Since December 1999, there has been 13 interest-rate cuts.
Yu, moreover, yesterday cited a legislative resolution, which stipulates that the gap between bank lending rates and savings rates should not exceed 3 percent.
"This is monopoly," said Wu Chung-chi (吳忠吉), a economics professor at National Taiwan University and the foundation's honorary chairman.
Wu said that the interest-rate cut was part of the government's scheme to use monetary policy to manipulate the stock and capital markets in the name of economic stimulation.
He therefore urged the central bank to pressure banks into lowering lending rates in the best interests of the public.
Wu, moreover, yesterday questioned whether the government's moves to get the public to inject capital back into the economy would work, fearing the result may see public savings move abroad.
"The public is neither confident in the local property market, nor in the investment environment," he said.
"I'm afraid this will trigger another round of bubble economy in Taiwan," Wu added.
In rebuttal to Wu's argument, James Yue (尤錦堂), deputy director general of the central bank's banking department, said that the nation's banking sector has been liberalized to allow banks the freedom to set their own rates.
Chen Kun-der (陳昆德), deputy general manager of Chinatrust's (中國信託) consumer banking group, also defended the bank's inaction in lowering lending rates. He said that, given the depreciating property market, the bank is shouldering great risks in lending to borrowers, who may stop paying interest and principle after the values of their mortgaged properties drop.

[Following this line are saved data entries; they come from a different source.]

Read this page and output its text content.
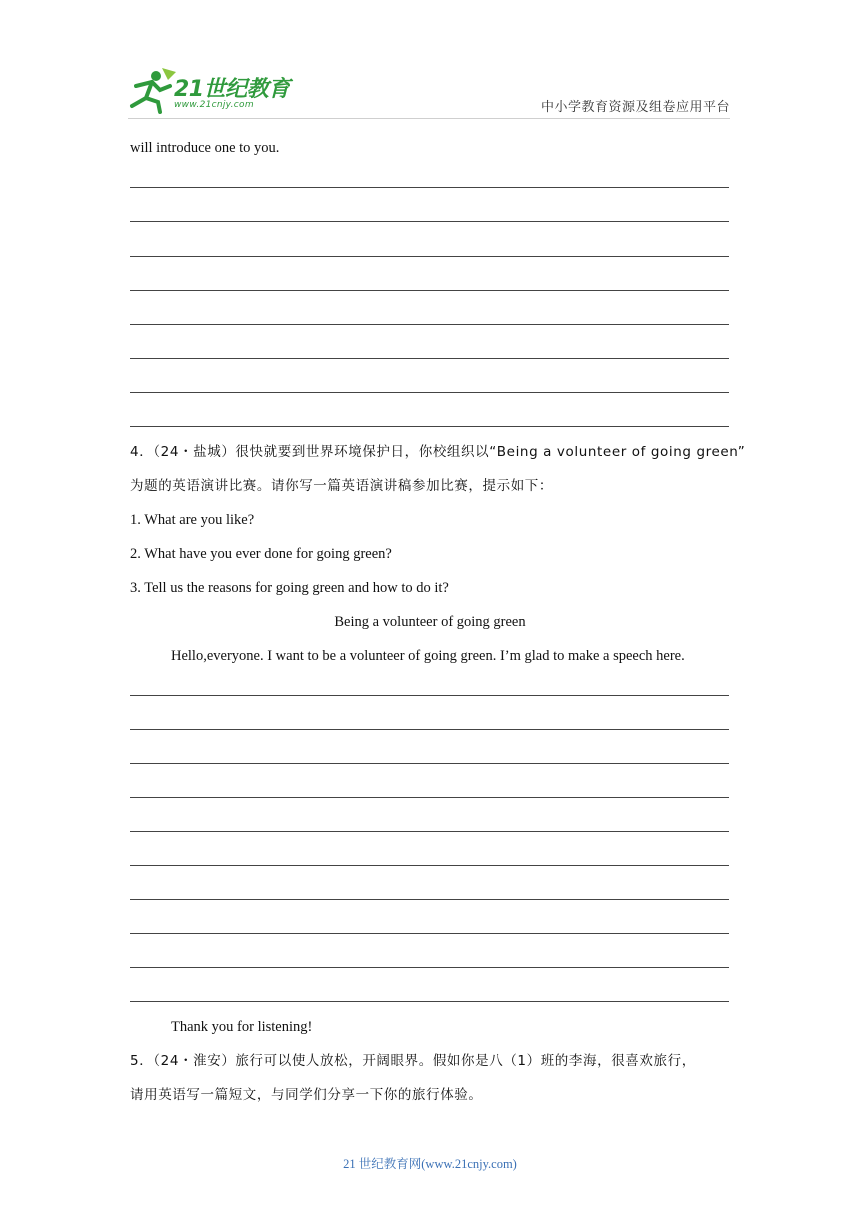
21世纪教育
www.21cnjy.com	中小学教育资源及组卷应用平台
will introduce one to you.
4．（24・盐城）很快就要到世界环境保护日，你校组织以“Being a volunteer of going green”
为题的英语演讲比赛。请你写一篇英语演讲稿参加比赛，提示如下：
1. What are you like?
2. What have you ever done for going green?
3. Tell us the reasons for going green and how to do it?
Being a volunteer of going green
Hello,everyone. I want to be a volunteer of going green. I’m glad to make a speech here.
Thank you for listening!
5．（24・淮安）旅行可以使人放松，开阔眼界。假如你是八（1）班的李海，很喜欢旅行，
请用英语写一篇短文，与同学们分享一下你的旅行体验。
21 世纪教育网(www.21cnjy.com)
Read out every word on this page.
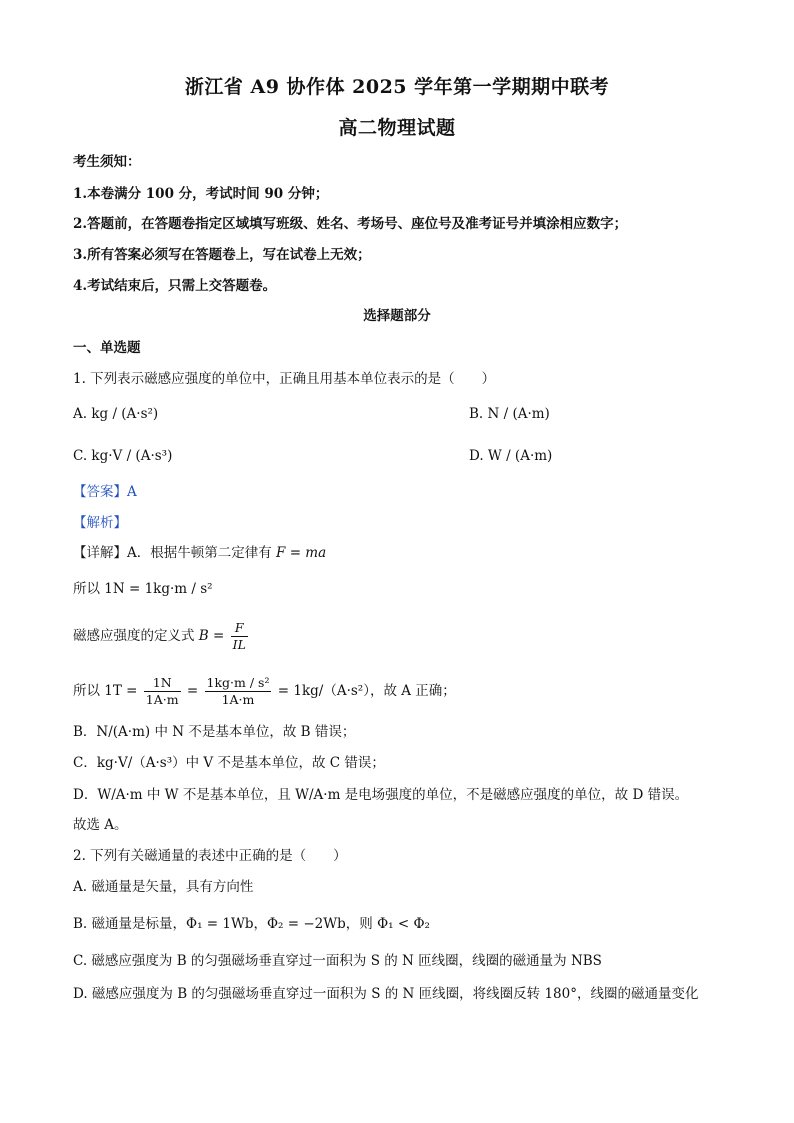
浙江省 A9 协作体 2025 学年第一学期期中联考
高二物理试题
考生须知：
1.本卷满分 100 分，考试时间 90 分钟；
2.答题前，在答题卷指定区域填写班级、姓名、考场号、座位号及准考证号并填涂相应数字；
3.所有答案必须写在答题卷上，写在试卷上无效；
4.考试结束后，只需上交答题卷。
选择题部分
一、单选题
1. 下列表示磁感应强度的单位中，正确且用基本单位表示的是（　　）
A. kg / (A·s²)	B. N / (A·m)
C. kg·V / (A·s³)	D. W / (A·m)
【答案】A
【解析】
【详解】A．根据牛顿第二定律有 F = ma
所以 1N = 1kg·m / s²
磁感应强度的定义式 $B = \frac{F}{IL}$
所以 $1T = \frac{1N}{1A\cdot m} = \frac{\text{1kg·m / s²}}{1A\cdot m} = 1kg/(A\cdot s^2)$，故 A 正确；
B．N/(A·m) 中 N 不是基本单位，故 B 错误；
C．kg·V/（A·s³）中 V 不是基本单位，故 C 错误；
D．W/A·m 中 W 不是基本单位，且 W/A·m 是电场强度的单位，不是磁感应强度的单位，故 D 错误。
故选 A。
2. 下列有关磁通量的表述中正确的是（　　）
A. 磁通量是矢量，具有方向性
B. 磁通量是标量，Φ₁ = 1Wb，Φ₂ = −2Wb，则 Φ₁ < Φ₂
C. 磁感应强度为 B 的匀强磁场垂直穿过一面积为 S 的 N 匝线圈，线圈的磁通量为 NBS
D. 磁感应强度为 B 的匀强磁场垂直穿过一面积为 S 的 N 匝线圈，将线圈反转 180°，线圈的磁通量变化
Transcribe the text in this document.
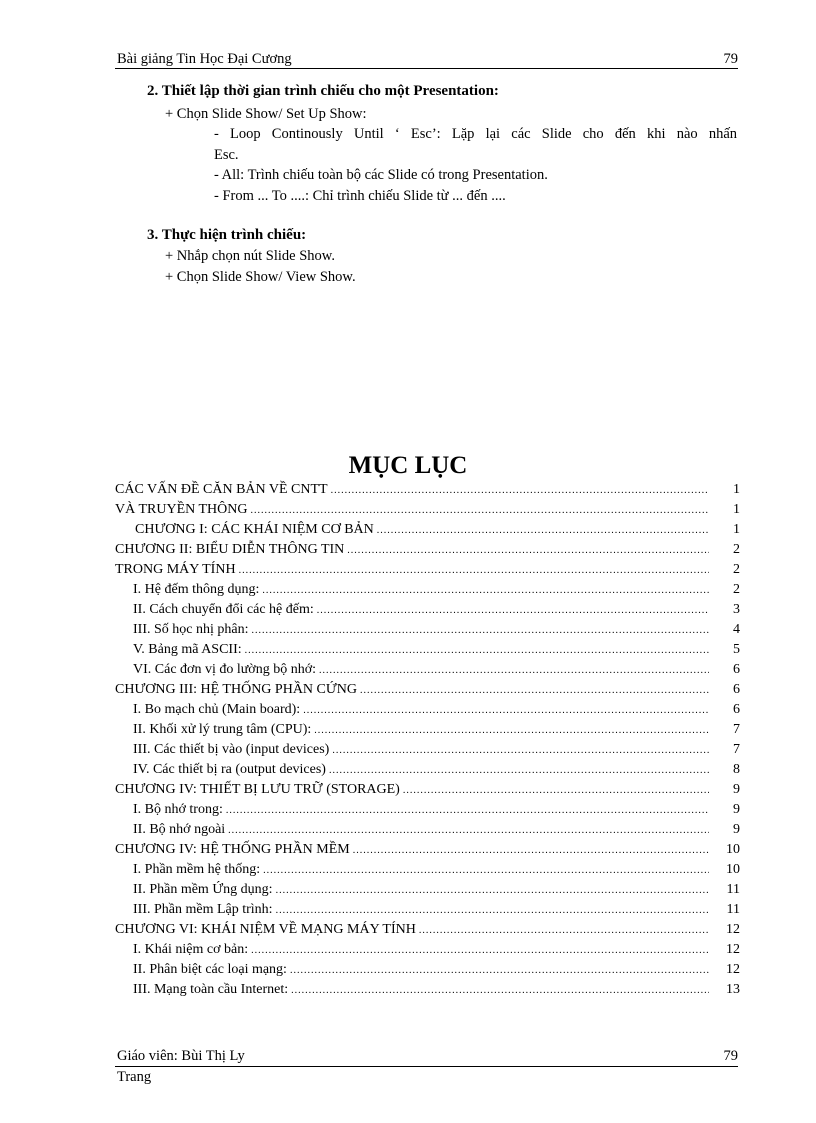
Bài giảng Tin Học Đại Cương	79
2. Thiết lập thời gian trình chiếu cho một Presentation:
+ Chọn Slide Show/ Set Up Show:
- Loop Continously Until ‘ Esc’: Lặp lại các Slide cho đến khi nào nhấn
Esc.
- All: Trình chiếu toàn bộ các Slide có trong Presentation.
- From ... To ....: Chỉ trình chiếu Slide từ ... đến ....
3. Thực hiện trình chiếu:
+ Nhắp chọn nút Slide Show.
+ Chọn Slide Show/ View Show.
MỤC LỤC
CÁC VẤN ĐỀ CĂN BẢN VỀ CNTT .....	1
VÀ TRUYỀN THÔNG .....	1
CHƯƠNG I: CÁC KHÁI NIỆM CƠ BẢN .....	1
CHƯƠNG II: BIỂU DIỄN THÔNG TIN .....	2
TRONG MÁY TÍNH .....	2
I. Hệ đếm thông dụng: .....	2
II. Cách chuyển đổi các hệ đếm: .....	3
III. Số học nhị phân: .....	4
V. Bảng mã ASCII: .....	5
VI. Các đơn vị đo lường bộ nhớ: .....	6
CHƯƠNG III: HỆ THỐNG PHẦN CỨNG .....	6
I. Bo mạch chủ (Main board): .....	6
II. Khối xử lý trung tâm (CPU): .....	7
III. Các thiết bị vào (input devices) .....	7
IV. Các thiết bị ra (output devices) .....	8
CHƯƠNG IV: THIẾT BỊ LƯU TRỮ (STORAGE) .....	9
I. Bộ nhớ trong: .....	9
II. Bộ nhớ ngoài .....	9
CHƯƠNG IV: HỆ THỐNG PHẦN MỀM .....	10
I. Phần mềm hệ thống: .....	10
II. Phần mềm Ứng dụng: .....	11
III. Phần mềm Lập trình: .....	11
CHƯƠNG VI: KHÁI NIỆM VỀ MẠNG MÁY TÍNH .....	12
I. Khái niệm cơ bản: .....	12
II. Phân biệt các loại mạng: .....	12
III. Mạng toàn cầu Internet: .....	13
Giáo viên: Bùi Thị Ly	79
Trang
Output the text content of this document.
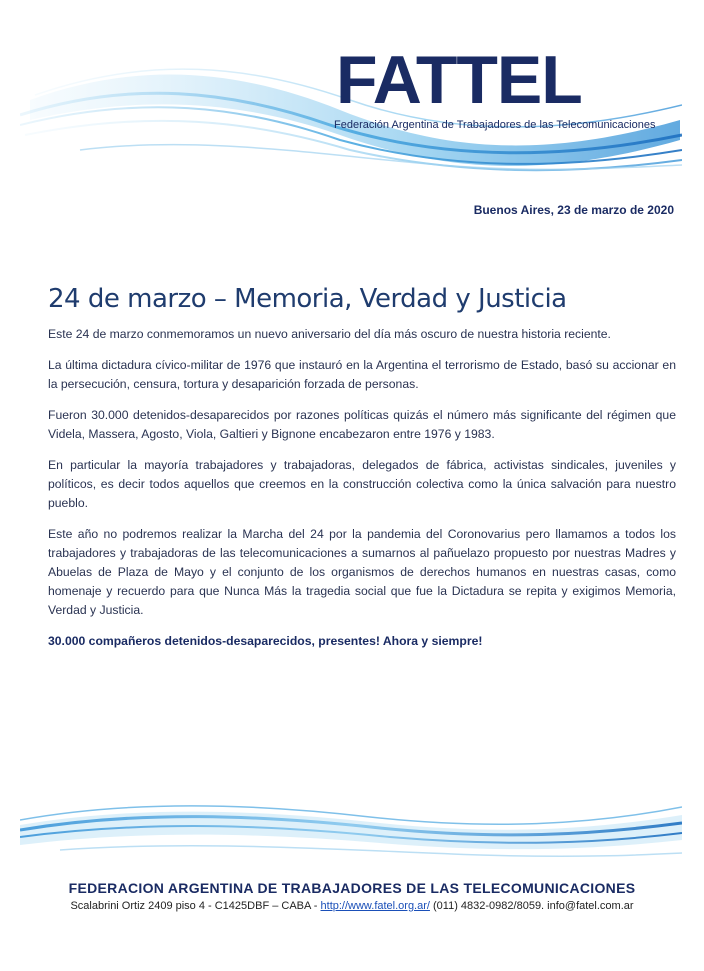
FATTEL
Federación Argentina de Trabajadores de las Telecomunicaciones
Buenos Aires, 23 de marzo de 2020
24 de marzo – Memoria, Verdad y Justicia

Este 24 de marzo conmemoramos un nuevo aniversario del día más oscuro de nuestra historia reciente.

La última dictadura cívico-militar de 1976 que instauró en la Argentina el terrorismo de Estado, basó su accionar en la persecución, censura, tortura y desaparición forzada de personas.

Fueron 30.000 detenidos-desaparecidos por razones políticas quizás el número más significante del régimen que Videla, Massera, Agosto, Viola, Galtieri y Bignone encabezaron entre 1976 y 1983.

En particular la mayoría trabajadores y trabajadoras, delegados de fábrica, activistas sindicales, juveniles y políticos, es decir todos aquellos que creemos en la construcción colectiva como la única salvación para nuestro pueblo.

Este año no podremos realizar la Marcha del 24 por la pandemia del Coronovarius pero llamamos a todos los trabajadores y trabajadoras de las telecomunicaciones a sumarnos al pañuelazo propuesto por nuestras Madres y Abuelas de Plaza de Mayo y el conjunto de los organismos de derechos humanos en nuestras casas, como homenaje y recuerdo para que Nunca Más la tragedia social que fue la Dictadura se repita y exigimos Memoria, Verdad y Justicia.

30.000 compañeros detenidos-desaparecidos, presentes! Ahora y siempre!

FEDERACION ARGENTINA DE TRABAJADORES DE LAS TELECOMUNICACIONES
Scalabrini Ortiz 2409 piso 4 - C1425DBF – CABA - http://www.fatel.org.ar/ (011) 4832-0982/8059. info@fatel.com.ar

"The cost to deal with non-performing collaterals is huge on banks," Chen said, adding that Chinatrust has aimed to increase competitiveness by cutting down the cost of financial services.
Sharing a different view, Chiu Hui-mei (邱惠美), a senior consumer ombudsman at the Cabinet's Consumer Protection Commission, yesterday said that few banks are willing to cut their income by initiating lending-rate cuts and benefiting their clients in accordance with market forces.
Singling out revolving interest rates on lending deals through credit cards as an example, she said that these rates, of 18 to 20 percent, were set when the savings rates were still as high as over 9 percent. But now that the savings rates have dropped to just over 2 percent, the revolving rates have unreasonably remained the same, she added.
She also urged banks to make clear their reasons for not lowering lending rates, so that the public could be convinced of the legitimacy of the wide interest-rate gap.